Kürdistan ve Türkiye Kamuoyuna
Türkiye’nin 2013 yılından beri izlediği Suriye ve yüzyıllık Kürd(istan) siyaseti külliyen yanlıştır.
Rojava(Batı Kürdistan)’ya karşı hasmane tutum ile Efrîn’e karşı saldırgan dil ve politika bölge ve dünya barışına zarar verdiği gibi; Türkiye siyasi sınırları içindeki Kürdleri de ciddi olarak rahatsız etmektedir. Kemalist, Türkçü ve saldırgan derin devletin eli ve ağzı olan Erdoğan ve Bahçeli’nin dışında; Rojava ve Efrîn’e hasmane tutumu onaylayan yoktur.
Referandum ve Kerkûk meselesinde olduğu gibi, Erdoğan‘ın şahsında somutlaşan ittifakın yanlış siyaseti, maslahata da, İslami ve insani değerlere de aykırıdır. Kürdler, Efrîn ve Rojava’da saldırgan taraf değil, savunma durumundadırlar.
Türk ve Kürd halkının bin yıllık ilişkisi inişli çıkışlı olsa da, coğrafya ve komşuluk bir kaderdir.
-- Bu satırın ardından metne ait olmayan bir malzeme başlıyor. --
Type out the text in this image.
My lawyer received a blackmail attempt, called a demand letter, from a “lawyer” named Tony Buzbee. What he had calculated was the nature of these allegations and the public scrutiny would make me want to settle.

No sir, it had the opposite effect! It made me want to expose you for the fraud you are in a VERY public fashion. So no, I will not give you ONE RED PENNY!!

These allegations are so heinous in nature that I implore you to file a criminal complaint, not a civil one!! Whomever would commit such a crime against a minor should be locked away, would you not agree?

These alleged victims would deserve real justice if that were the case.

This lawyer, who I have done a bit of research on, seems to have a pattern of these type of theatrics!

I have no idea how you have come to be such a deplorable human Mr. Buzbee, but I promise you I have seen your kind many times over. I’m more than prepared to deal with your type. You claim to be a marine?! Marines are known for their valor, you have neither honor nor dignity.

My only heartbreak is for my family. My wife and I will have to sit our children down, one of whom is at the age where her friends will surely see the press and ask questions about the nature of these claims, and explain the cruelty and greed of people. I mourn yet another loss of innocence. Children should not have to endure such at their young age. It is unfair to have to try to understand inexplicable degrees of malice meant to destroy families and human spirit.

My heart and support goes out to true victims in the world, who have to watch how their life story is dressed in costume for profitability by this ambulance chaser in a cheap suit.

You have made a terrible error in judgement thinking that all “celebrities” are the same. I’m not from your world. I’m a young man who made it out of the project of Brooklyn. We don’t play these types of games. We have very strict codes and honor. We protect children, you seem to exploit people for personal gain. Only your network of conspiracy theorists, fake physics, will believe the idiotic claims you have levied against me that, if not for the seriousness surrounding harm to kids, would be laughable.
Kadere razı olmak ve adil yaklaşım esastır. Türkiye’nin yüzyıllık fiiliyatı, adil olmanın ötesinde, Dêrsim ve Zîlan örneğinde gördüğümüz, katliamlarla şöhret bulmuştur. Irak devletinin Enfal ve Halepçe pratiği de aynıdır.
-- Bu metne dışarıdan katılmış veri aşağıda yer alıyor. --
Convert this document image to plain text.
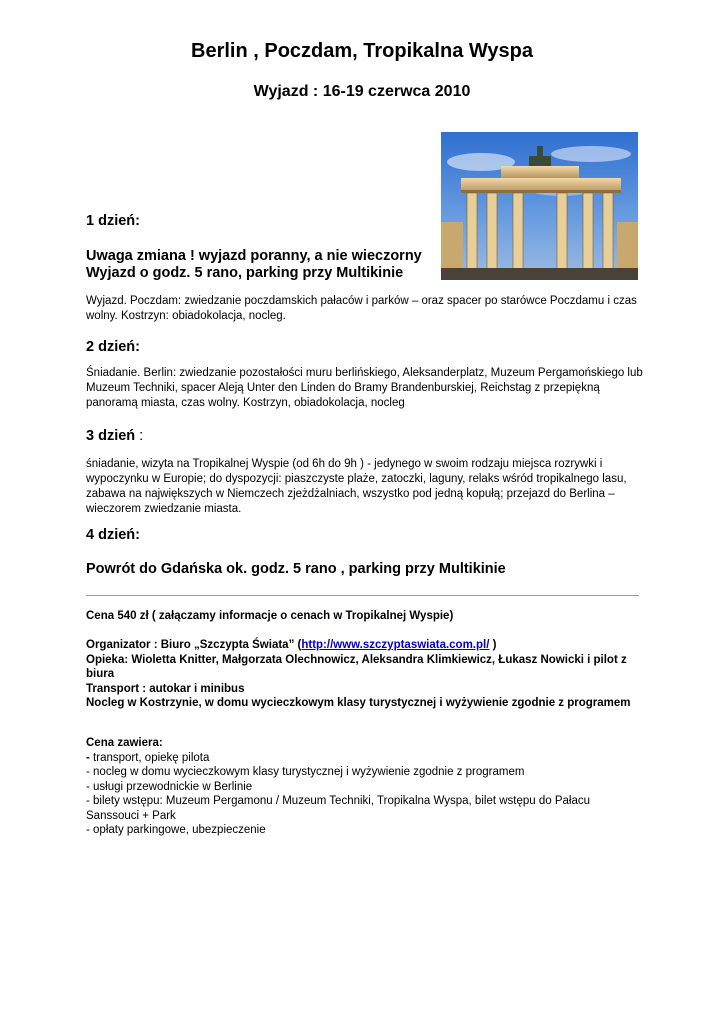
Berlin , Poczdam, Tropikalna Wyspa
Wyjazd : 16-19 czerwca 2010
1 dzień:
Uwaga zmiana ! wyjazd poranny, a nie wieczorny
Wyjazd o godz. 5 rano, parking przy Multikinie
Wyjazd. Poczdam: zwiedzanie poczdamskich pałaców i parków – oraz spacer po starówce Poczdamu i czas wolny. Kostrzyn: obiadokolacja, nocleg.
2 dzień:
Śniadanie. Berlin: zwiedzanie pozostałości muru berlińskiego, Aleksanderplatz, Muzeum Pergamońskiego lub Muzeum Techniki, spacer Aleją Unter den Linden do Bramy Brandenburskiej, Reichstag z przepiękną panoramą miasta, czas wolny. Kostrzyn, obiadokolacja, nocleg
3 dzień :
śniadanie, wizyta na Tropikalnej Wyspie (od 6h do 9h ) - jedynego w swoim rodzaju miejsca rozrywki i wypoczynku w Europie; do dyspozycji: piaszczyste plaże, zatoczki, laguny, relaks wśród tropikalnego lasu, zabawa na największych w Niemczech zjeżdżalniach, wszystko pod jedną kopułą; przejazd do Berlina – wieczorem zwiedzanie miasta.
4 dzień:
Powrót do Gdańska ok. godz. 5 rano , parking przy Multikinie
Cena 540 zł ( załączamy informacje o cenach w Tropikalnej Wyspie)
Organizator : Biuro „Szczypta Świata” (http://www.szczyptaswiata.com.pl/ )
Opieka: Wioletta Knitter, Małgorzata Olechnowicz, Aleksandra Klimkiewicz, Łukasz Nowicki i pilot z biura
Transport : autokar i minibus
Nocleg w Kostrzynie, w domu wycieczkowym klasy turystycznej i wyżywienie zgodnie z programem
Cena zawiera:
- transport, opiekę pilota
- nocleg w domu wycieczkowym klasy turystycznej i wyżywienie zgodnie z programem
- usługi przewodnickie w Berlinie
- bilety wstępu: Muzeum Pergamonu / Muzeum Techniki, Tropikalna Wyspa, bilet wstępu do Pałacu Sanssouci + Park
- opłaty parkingowe, ubezpieczenie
Rojava ve Efrîn’e yönelik saldırgan söylem ve tutumu mahkum ediyor, Türk devletine bu siyaseti bırakmasını tavsiye ediyoruz. Aksi halde Türkiye ve Kürdistan halkı kaybedecek, yüzyıllarca sürecek kin ve nefret tohumları ekilmiş olacak ve şüphesiz bunun müsebbibi ve sorumluları da Türk devleti ve hükümeti olacaktır.
Kürdistan ve Türkiye ile dünya kamuoyunu, bu uğursuz sürece karşı tavır almaya ve mazlum Kürd kalkıyla dayanışmaya çağırıyoruz.
Elbette mazlumlar ve barış kazanacak; zalimler ise hak ettiği cezaya düçar olacaklardır.